Les enfants, les sociotopes et les inégalités sociales

Il y a quelques mois est paru un volumineux ouvrage collectif (1230 pages) sous la direction du sociologue Bernard Lahire, intitulé « Enfances de classe » et sous-titré « De l’inégalité parmi les enfants ». Ce travail s’inscrit dans la continuité des travaux de Bourdieu et Passeron (Les Héritiers, La Reproduction…), qui montrent comment se transmettent et s’aggravent les inégalités sociales, notamment au travers du rôle joué par l’école. Les 17 chercheurs ayant contribué à l’ouvrage ont travaillé durant quatre ans auprès d’un échantillonnage de 35 enfants  de cinq à six ans vivant dans les environnements socio-économiques les plus divers, allant de familles de Roms ou d’immigrés algériens dormant dans leur voiture jusqu’aux cadres supérieurs parisiens, en passant par des ruraux ou des habitants de petites villes. L’essentiel du livre est constitué par la relation de ces entretiens, qui est suivie de 250 pages de synthèses, d’analyses et de commentaires. L’ensemble se lit agréablement tout en produisant, on s’en doute, une impression assez terrifiante et désespérante – celle que « les jeux sont faits » à cinq ans. Cela m’a rappelé,  dans un autre genre, une passionnante initiative d’une chaîne de télévision qui devait s’appeler « Que deviendront-ils » et qui consistait à suivre année après année la destinée d’un groupe d’élèves de la même classe.

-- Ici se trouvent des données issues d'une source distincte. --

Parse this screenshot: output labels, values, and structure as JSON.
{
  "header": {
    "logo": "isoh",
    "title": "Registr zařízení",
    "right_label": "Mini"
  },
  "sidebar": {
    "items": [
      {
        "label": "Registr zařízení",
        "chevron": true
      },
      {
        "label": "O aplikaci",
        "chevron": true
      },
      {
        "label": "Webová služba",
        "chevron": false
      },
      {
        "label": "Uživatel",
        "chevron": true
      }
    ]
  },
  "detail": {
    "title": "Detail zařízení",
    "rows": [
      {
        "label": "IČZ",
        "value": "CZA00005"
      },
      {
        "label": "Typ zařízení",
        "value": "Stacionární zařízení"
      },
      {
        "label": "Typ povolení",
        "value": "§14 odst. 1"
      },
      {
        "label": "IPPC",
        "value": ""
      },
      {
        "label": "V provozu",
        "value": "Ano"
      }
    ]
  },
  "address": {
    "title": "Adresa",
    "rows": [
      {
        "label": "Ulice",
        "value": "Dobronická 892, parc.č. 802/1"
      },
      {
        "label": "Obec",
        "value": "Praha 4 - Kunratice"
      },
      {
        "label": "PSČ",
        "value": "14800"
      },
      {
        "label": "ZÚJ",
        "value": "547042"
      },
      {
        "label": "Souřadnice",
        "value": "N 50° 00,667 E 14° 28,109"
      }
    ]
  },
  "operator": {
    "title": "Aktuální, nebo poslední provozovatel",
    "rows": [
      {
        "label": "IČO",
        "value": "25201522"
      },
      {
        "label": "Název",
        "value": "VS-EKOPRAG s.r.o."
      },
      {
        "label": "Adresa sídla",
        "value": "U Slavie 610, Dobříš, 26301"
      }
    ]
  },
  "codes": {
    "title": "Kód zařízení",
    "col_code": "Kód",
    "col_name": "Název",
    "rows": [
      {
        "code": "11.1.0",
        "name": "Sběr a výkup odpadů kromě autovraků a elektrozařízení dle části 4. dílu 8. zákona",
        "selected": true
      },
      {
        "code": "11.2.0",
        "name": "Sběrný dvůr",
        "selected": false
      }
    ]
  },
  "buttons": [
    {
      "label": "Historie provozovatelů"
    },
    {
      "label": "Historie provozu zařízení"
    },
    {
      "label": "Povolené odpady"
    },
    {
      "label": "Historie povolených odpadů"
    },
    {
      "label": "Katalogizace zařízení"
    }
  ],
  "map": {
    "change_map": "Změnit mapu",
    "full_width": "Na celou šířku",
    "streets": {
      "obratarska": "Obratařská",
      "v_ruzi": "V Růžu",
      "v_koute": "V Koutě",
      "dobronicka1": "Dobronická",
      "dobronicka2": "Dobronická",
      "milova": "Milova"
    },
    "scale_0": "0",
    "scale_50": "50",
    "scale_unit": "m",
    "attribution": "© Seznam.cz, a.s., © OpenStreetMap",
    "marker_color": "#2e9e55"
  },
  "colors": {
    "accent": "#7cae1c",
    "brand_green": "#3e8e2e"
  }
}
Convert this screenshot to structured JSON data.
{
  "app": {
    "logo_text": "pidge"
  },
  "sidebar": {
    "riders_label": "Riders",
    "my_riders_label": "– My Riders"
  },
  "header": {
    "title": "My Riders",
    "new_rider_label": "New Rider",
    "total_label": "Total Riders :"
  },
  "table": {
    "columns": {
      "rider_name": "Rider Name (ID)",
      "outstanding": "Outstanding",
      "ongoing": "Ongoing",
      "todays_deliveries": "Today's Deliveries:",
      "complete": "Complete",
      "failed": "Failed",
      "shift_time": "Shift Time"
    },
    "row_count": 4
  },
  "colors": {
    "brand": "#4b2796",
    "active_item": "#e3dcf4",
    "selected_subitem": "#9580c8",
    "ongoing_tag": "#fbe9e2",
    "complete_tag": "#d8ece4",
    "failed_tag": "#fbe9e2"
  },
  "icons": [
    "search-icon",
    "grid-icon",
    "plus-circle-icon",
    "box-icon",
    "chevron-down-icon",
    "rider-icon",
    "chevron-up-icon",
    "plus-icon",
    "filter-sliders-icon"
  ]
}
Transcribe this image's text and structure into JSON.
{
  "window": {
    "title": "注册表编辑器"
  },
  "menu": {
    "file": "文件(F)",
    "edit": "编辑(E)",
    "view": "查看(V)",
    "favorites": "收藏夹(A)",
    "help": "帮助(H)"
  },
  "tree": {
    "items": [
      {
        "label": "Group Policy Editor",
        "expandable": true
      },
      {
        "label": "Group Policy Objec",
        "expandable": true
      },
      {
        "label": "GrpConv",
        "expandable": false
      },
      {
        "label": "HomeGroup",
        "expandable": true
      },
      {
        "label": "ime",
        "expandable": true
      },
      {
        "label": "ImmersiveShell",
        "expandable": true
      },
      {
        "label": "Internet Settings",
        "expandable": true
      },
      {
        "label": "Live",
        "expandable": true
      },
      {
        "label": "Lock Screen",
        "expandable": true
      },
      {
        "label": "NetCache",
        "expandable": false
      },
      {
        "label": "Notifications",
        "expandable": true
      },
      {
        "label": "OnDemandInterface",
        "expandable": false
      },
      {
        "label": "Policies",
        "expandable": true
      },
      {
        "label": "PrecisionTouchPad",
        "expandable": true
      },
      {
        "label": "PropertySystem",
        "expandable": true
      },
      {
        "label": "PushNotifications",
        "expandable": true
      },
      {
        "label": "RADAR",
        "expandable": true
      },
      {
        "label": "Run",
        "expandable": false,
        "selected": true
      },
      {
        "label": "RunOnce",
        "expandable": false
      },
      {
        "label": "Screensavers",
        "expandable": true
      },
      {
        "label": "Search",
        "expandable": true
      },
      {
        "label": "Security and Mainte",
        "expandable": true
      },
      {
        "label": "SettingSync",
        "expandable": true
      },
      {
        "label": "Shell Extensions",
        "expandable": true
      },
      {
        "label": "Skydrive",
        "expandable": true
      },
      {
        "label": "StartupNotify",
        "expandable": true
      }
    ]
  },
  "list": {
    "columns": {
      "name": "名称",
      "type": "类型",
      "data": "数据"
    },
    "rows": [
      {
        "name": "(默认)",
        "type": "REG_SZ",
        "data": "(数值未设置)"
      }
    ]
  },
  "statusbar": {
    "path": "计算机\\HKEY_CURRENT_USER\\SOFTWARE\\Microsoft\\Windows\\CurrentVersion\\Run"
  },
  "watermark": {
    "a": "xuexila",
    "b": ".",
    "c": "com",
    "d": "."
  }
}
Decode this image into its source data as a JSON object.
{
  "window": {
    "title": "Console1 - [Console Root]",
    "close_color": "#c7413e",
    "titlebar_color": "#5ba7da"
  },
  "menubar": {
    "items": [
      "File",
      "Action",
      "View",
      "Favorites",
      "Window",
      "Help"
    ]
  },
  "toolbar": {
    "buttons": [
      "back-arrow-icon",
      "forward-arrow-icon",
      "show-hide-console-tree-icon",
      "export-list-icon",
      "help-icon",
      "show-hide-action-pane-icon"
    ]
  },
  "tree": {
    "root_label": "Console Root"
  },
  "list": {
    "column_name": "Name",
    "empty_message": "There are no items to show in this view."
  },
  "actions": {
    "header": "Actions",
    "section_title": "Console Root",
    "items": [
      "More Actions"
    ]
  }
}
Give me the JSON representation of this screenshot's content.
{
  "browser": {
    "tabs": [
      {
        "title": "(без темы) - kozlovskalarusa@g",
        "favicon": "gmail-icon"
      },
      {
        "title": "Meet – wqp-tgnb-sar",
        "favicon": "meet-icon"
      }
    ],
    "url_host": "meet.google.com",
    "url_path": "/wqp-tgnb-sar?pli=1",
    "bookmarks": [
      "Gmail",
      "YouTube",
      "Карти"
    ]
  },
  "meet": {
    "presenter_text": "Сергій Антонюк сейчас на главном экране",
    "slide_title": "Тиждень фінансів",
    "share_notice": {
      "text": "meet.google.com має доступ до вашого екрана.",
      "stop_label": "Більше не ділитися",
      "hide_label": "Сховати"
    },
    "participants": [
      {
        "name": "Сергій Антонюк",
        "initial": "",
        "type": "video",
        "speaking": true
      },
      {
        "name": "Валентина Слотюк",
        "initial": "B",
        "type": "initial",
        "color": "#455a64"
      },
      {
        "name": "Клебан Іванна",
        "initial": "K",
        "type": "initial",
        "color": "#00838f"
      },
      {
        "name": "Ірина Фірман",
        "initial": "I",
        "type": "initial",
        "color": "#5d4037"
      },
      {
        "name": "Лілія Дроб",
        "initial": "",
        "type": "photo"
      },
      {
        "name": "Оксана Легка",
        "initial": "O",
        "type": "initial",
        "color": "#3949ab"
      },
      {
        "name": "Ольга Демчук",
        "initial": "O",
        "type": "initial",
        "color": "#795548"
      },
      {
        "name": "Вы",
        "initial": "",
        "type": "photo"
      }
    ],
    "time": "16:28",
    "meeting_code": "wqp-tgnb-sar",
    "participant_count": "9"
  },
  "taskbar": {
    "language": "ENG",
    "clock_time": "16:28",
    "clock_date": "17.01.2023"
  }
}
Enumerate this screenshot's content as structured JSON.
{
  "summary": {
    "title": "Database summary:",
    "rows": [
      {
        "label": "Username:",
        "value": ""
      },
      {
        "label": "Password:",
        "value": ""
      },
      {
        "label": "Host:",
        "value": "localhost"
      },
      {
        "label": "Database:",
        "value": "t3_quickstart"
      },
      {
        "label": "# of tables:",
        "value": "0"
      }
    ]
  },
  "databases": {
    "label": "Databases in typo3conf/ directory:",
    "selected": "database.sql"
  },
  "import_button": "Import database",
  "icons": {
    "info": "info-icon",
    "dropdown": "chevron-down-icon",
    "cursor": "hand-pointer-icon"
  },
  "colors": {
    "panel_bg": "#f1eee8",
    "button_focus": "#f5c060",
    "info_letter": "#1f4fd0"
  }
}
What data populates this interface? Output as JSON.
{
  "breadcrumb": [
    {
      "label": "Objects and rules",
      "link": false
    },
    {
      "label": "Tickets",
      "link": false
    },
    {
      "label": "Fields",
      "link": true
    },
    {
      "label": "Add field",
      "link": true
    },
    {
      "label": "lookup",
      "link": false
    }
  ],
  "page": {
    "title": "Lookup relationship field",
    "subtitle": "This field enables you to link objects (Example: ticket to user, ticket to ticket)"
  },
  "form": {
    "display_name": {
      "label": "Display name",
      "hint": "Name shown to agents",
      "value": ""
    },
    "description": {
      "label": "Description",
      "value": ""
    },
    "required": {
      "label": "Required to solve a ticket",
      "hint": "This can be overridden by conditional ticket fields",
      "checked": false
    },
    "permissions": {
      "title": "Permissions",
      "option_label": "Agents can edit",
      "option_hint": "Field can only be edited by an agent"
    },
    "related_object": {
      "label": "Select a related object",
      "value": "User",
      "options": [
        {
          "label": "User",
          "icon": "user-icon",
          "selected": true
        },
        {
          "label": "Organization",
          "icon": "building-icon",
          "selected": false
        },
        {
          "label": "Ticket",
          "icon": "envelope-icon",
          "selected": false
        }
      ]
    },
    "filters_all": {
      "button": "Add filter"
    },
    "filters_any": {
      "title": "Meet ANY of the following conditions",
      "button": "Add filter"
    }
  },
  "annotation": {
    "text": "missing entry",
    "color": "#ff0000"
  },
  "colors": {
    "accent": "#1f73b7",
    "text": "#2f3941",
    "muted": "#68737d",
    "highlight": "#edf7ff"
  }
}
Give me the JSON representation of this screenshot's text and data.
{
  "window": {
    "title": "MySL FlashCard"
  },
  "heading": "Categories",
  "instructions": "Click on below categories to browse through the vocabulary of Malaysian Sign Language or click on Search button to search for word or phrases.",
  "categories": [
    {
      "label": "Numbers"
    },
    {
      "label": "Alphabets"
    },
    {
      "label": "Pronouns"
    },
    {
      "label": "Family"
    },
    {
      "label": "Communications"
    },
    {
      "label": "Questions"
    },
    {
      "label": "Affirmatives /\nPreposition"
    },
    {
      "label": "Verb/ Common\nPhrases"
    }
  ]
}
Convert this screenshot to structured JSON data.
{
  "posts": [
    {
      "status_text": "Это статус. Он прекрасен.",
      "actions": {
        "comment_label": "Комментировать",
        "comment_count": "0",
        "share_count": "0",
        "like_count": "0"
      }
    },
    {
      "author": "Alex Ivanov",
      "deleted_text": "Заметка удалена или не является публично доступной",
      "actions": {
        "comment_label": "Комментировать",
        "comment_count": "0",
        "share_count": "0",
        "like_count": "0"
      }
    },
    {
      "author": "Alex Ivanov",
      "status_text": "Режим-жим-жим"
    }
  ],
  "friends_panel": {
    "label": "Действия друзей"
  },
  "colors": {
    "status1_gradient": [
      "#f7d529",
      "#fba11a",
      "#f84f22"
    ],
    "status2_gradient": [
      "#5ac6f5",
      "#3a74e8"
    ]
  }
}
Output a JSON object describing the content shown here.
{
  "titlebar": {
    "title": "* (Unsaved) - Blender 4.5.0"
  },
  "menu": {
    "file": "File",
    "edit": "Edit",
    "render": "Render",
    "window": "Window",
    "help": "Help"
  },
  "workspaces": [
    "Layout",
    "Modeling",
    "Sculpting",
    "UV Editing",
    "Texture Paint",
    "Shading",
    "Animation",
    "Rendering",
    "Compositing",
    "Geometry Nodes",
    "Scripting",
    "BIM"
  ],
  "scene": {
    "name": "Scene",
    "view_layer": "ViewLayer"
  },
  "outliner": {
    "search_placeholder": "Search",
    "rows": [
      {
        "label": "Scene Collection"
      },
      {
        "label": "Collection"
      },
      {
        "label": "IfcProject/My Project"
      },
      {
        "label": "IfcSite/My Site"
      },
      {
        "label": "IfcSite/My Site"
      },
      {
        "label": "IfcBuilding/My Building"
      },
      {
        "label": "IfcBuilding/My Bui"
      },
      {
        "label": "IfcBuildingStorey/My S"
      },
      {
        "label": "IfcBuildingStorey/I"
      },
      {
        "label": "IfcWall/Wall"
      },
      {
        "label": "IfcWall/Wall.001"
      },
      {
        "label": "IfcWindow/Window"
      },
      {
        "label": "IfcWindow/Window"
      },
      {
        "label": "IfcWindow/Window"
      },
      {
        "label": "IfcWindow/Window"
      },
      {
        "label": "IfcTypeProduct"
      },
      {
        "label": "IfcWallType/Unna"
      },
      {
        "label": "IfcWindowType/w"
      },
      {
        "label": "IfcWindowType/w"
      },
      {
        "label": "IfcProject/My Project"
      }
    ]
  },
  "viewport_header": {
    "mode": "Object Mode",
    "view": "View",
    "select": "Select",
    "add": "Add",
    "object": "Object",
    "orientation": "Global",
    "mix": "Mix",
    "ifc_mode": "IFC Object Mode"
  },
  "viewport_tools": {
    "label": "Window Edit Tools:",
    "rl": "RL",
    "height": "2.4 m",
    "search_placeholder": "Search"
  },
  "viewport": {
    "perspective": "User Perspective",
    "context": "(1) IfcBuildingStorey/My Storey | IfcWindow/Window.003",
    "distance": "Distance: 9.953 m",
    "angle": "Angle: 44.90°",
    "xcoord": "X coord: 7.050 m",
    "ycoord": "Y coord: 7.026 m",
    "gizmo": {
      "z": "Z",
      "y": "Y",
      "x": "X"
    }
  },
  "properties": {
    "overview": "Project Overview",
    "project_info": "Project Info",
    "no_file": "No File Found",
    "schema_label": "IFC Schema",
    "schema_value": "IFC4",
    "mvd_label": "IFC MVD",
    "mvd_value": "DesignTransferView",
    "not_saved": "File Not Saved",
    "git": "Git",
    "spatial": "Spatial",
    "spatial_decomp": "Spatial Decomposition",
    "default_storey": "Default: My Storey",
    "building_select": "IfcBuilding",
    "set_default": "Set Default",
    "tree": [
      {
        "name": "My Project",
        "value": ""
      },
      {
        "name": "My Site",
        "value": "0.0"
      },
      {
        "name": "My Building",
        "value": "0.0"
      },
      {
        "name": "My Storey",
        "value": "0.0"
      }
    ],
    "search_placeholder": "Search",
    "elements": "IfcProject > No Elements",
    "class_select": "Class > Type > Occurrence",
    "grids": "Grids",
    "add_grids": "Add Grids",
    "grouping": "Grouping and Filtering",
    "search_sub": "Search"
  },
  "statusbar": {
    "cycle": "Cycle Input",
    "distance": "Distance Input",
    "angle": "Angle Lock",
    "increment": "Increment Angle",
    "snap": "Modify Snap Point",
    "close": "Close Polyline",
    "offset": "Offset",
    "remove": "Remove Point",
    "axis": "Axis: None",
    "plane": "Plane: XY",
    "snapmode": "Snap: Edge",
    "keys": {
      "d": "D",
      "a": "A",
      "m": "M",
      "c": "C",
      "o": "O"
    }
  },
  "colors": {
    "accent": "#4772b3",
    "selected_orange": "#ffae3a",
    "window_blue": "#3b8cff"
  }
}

Au plan méthodologique,  les enfants ont tous été interrogés selon une même grille comportant 20 points tels que le logement, le rapport aux langages oral et écrit, la nature des jeux, les pratiques religieuses, culturelles et sportives, le rapport au temps, au corps et à la santé, l’esprit critique, le rapport à l’autorité, l’estime de soi, etc. Cela permet de donner un panorama très fouillé des conditions matérielles et culturelles dans lesquelles évoluent les enfants, mais curieusement, le rapport à l’espace extérieur n’est pas dans la liste et n’apparaît quasiment nulle part. En fouillant à travers tout l’ouvrage, en particulier dans les rubriques consacrées aux jeux et aux sports, on arrive tout juste à trouver quelques brèves allusions à des activités informelles pratiquées à l’extérieur (des sorties dans un parc, par exemple). Mais les auteurs s’intéressent beaucoup plus aux loisirs d’intérieur et aux activités encadrées par des institutions (piscine, foot…) ou par la famille (promenades, voyages…). Il est vrai qu’à cinq ou six ans, les marges de liberté et les possibilités de déplacement à l’extérieur du domicile sont réduites… mais on aimerait bien en savoir un peu plus sur ce qui bride cette liberté, justement. A part quelques allusions aux « dangers de la rue », qui peuvent venir des voitures (page 292) ou des mauvaises fréquentations, c’est un peu court. Pourtant, la sociologue Kyriaki Tsoukala a produit tout un livre (« Les territoires urbains de l’enfant », L’Harmattan, 2016) à partir de ses travaux sur la ville de Thessalonique. Il serait intéressant de savoir ce que les pratiques libres des espaces extérieurs peuvent apporter à la construction des enfants, et même de se demander si la rude « école de la rue » – voire celle du bac à sable – ne représente pas un apprentissage utile. Des réponses se trouvent dans le livre de Mme Tsoukala, mais il est regrettable que notre ouvrage n’en dise rien. Cette faiblesse n’enlève cependant pas grand-chose à l’exceptionnel intérêt de ce travail.

Enfances de classe / De l’inégalité parmi les enfants, sous la direction de Bernard Lahire. Seuil, 2019.